Gold – More Room to Run?
29th July 2020
Gold is glistening at the moment with investors furiously flooding into the precious metal, pushing prices to all-time highs in the spot market, and above $2,000/oz in the futures market. The yellow metal’s ascent comes as investors continue to seek safety from the incredibly uncertain economic outlook, aided by gold’s tendency to trade inversely with real yields; with the weaker dollar providing a significant tailwind.
It is the second of those factors – the plunge in real yields (treasury yields adjusted for the inflation breakeven) – that has been the primary factor fuelling the precious metal’s rise; with inflation expectations having fallen as a result of the covid-induced demand shock, and Treasury yields having steeply declined as a result of both a ‘flight to quality’ and the Fed’s unprecedented scale and pace of asset purchases.
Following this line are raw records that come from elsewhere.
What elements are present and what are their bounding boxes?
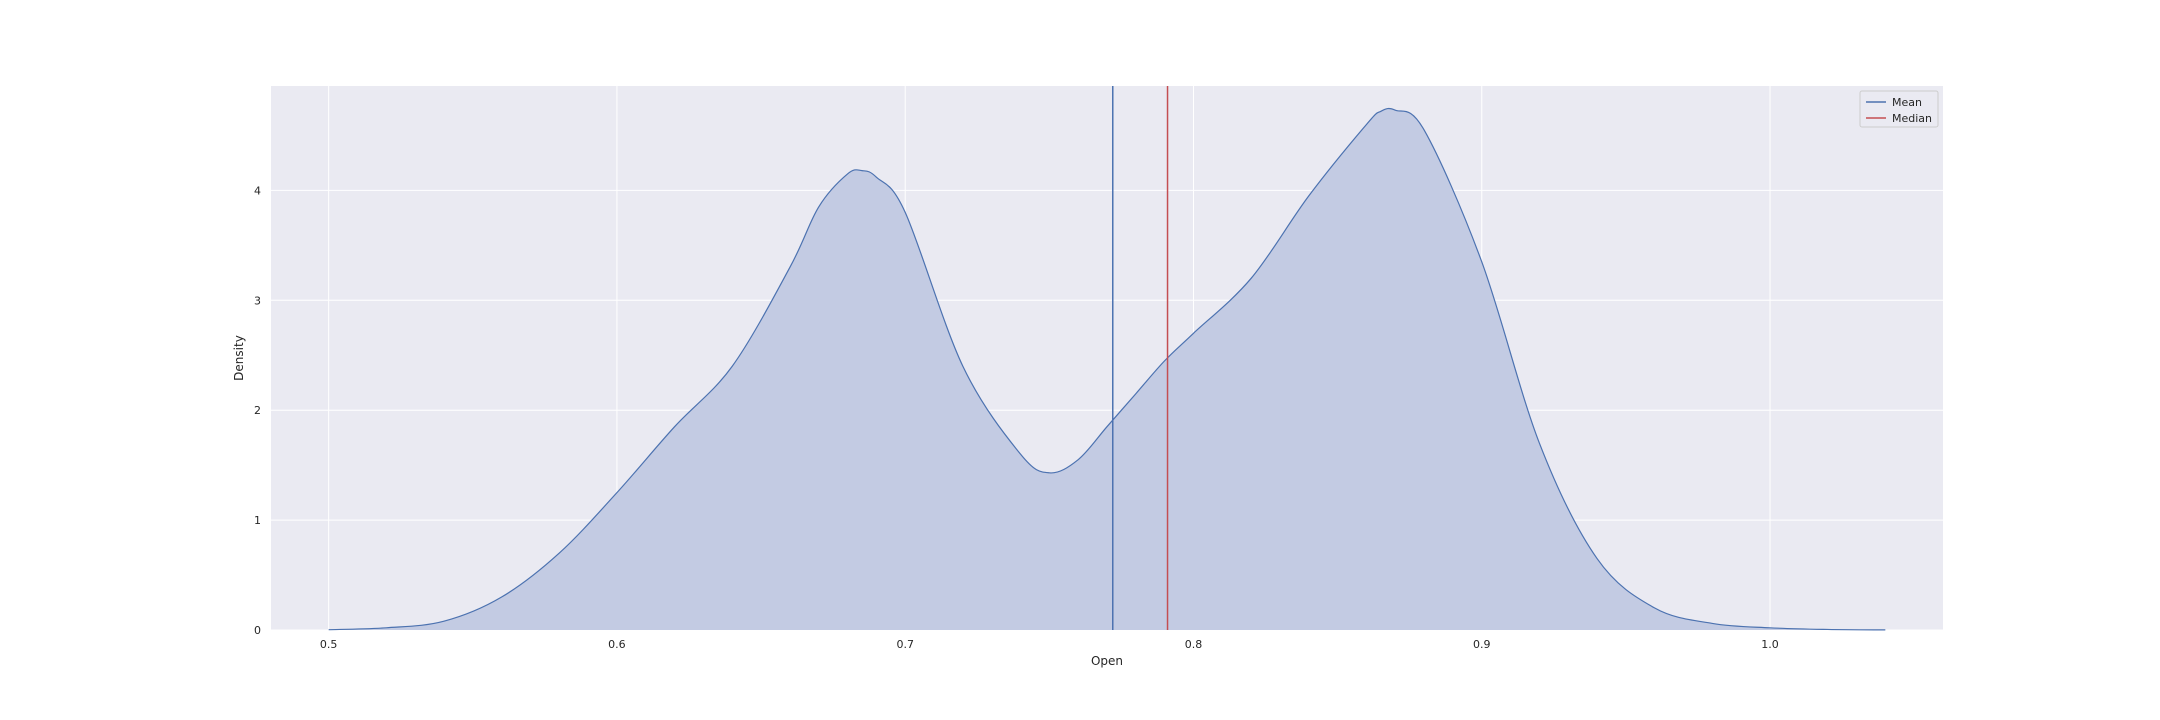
density-fill: [328, 108, 1886, 631]
legend: Mean Median: [1859, 90, 1939, 128]
y-tick-label: 1: [254, 514, 261, 527]
y-tick-label: 0: [254, 624, 261, 637]
legend-mean-label: Mean: [1892, 96, 1922, 109]
legend-median-label: Median: [1892, 112, 1932, 125]
x-tick-label: 1.0: [1761, 638, 1779, 651]
density-line: [328, 107, 1886, 631]
y-axis-label: Density: [232, 335, 246, 381]
y-tick-label: 2: [254, 404, 261, 417]
density-area-group: [328, 107, 1886, 631]
x-axis-label: Open: [1091, 654, 1123, 668]
x-tick-label: 0.6: [608, 638, 626, 651]
tick-labels: 0.5 0.6 0.7 0.8 0.9 1.0 0 1 2 3 4: [254, 184, 1779, 651]
x-tick-label: 0.9: [1473, 638, 1491, 651]
x-tick-label: 0.8: [1185, 638, 1203, 651]
y-tick-label: 3: [254, 294, 261, 307]
x-tick-label: 0.5: [320, 638, 338, 651]
x-tick-label: 0.7: [896, 638, 914, 651]
reference-lines: [1112, 86, 1169, 630]
y-tick-label: 4: [254, 184, 261, 197]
In fact, adjusted for inflation, 10-year Treasuries now yield -90bps; i.e if held to maturity an investor would lose 0.9% of their initial investment. Given this, it is perhaps unsurprising to see other assets – as well as gold – moving skyward, as investors continue their ever-more desperate search for yield; taking them further down the credit spectrum, and into ever riskier waters.
Nevertheless, on the subject of gold, given its meteoric rise, now is an opportune time to consider whether the rally has the legs to continue, and what may see gains extended; or if a pullback is now likely.
In my view, it is more likely that gold will continue to gain ground, though not because of a further deterioration in the risk landscape, but due to real yields continuing to plumb ever lower. The continued fall in real yields won’t, necessarily, come from a further decline in inflation expectations, with breakevens having recently shown signs of ticking higher, particularly as the crisis phase of the coronavirus shock begins to abate.
Instead, it is the ‘lower forever’ monetary policy stance that has been adopted by all G10 central banks that will keep yields depressed; with asset purchases and potential yield curve control also keeping a lid on curve steepening and a bond market sell-off. It took 5 years for the FOMC to increase rates after the 2008 financial crisis; it will almost certainly take much longer than that this time around.
Furthermore, once the coronavirus pandemic has passed, and the economic recovery is underway, one must consider gold’s status as an inflation hedge – historically being a very good store of value. As a result, even once the ‘uncertainty hedge’ appeal of the precious metal has faded, its status as an inflation hedge could take over and fuel further gains.
In summary, if real yields have further to fall, and the risk landscape has potential to deteriorate further, gold has further room to rally.